Saturday 12 November 2016

#75 NOCTURNAL ANIMALS


Starring: Lois Lane, Donny Darko, General Zod, Kickass and The Lone Ranger. Written and directed by Tom Ford. Budget $22.5 Million. 116 minutes long. 15 cert.

"Look mummy, the Emperor is naked!"

Yes, welcome to yet another Emperor's new clothing film, a film that critics are lauding as 'Superb', 'extraordinary', 'intoxicating', 'electrifying', 'exquisite' 'winner' and '5 star'. It's a film art directed to within an inch of it's, oh-so painfully exquisitely angst-ridden life.

Providing us, the audience with no explanation, the film throws us right in at the deep end, with Lois Lane having given up on the journalism in Metropolis to run an art gallery in LA. Her marriage to the Lone Ranger is failing, although what happened to Superman is never explained. It turns out that Lois used to be married to Donny Darko but she divorced him for the Ranger, because Donny's short stories were a bit boring. So he gets his revenge by spending the next 20 odd years writing a book called Nocturnal Animals and dedicating it to her. It's the story of how a loving husband and father deals with the brutal and savage abduction and murder of his wife and daughter and teams up with General Zod to exact a satisfying revenge on Kickass. Confused? You won't be.

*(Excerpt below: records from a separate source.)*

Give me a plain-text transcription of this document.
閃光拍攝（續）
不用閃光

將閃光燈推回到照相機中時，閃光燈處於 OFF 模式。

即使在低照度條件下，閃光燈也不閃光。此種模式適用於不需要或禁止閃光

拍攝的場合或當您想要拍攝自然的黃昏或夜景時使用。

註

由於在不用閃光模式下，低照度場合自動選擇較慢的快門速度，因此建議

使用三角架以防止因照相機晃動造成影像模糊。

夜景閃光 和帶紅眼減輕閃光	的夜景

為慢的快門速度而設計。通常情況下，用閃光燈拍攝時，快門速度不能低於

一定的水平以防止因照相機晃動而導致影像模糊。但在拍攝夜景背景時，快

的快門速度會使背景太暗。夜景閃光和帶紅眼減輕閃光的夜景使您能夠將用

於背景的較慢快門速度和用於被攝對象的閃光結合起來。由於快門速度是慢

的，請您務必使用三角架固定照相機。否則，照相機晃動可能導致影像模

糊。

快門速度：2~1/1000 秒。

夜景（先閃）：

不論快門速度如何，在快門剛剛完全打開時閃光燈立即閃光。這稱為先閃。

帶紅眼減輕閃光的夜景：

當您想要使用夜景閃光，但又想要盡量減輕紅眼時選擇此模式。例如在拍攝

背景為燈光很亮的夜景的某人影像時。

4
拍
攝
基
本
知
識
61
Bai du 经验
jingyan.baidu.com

What starts out as an exciting new comic book inspired movie about what comic book characters get up to when they're not fighting crime, this soon deteriorates into a turgid, topor inducing plod through the lives of utterly tedious 1st world people who seem to think their crushingly empty lives amount to more than a hill of beans.

Offering us three story arcs, one: the book played out, two: Lois and Donny's early life together and three: the Lois and the Lone Ranger's story. Of the three, the best part, which is also the part without Lois, sees Donny and General Zod fighting Kickass.

Everyone acts their little cotton socks off, and Tom, 'oh my god, he's amazing!' Ford directs the proceedings by picking out the best lamps and furnishing and framing every conversation piece as a head shot and reaction, over and over again. Never do we see the two characters talking in the same shot.

I've been told the film is beautifully shot and sure there are loads of scenic shots of the beautiful countryside of Texas, but in the same week when I also rewatched Ryan's Daughter, this just looked like a bloke given 22.5 million dollars and told to piss it up a wall.

Boring, tedious, self-indulgent and utterly pointless.

Stay at home and watch Ryan's Daughter instead. It's a David Lean film from 1970 starring Sir John Mills, Robert Mitchum, Trevor Howard and Sarah Miles. Now there's true art direction and cinematography wrapped up in a small personal story of genuine pathos and tragedy, not this sweaty old ball-bag of balls.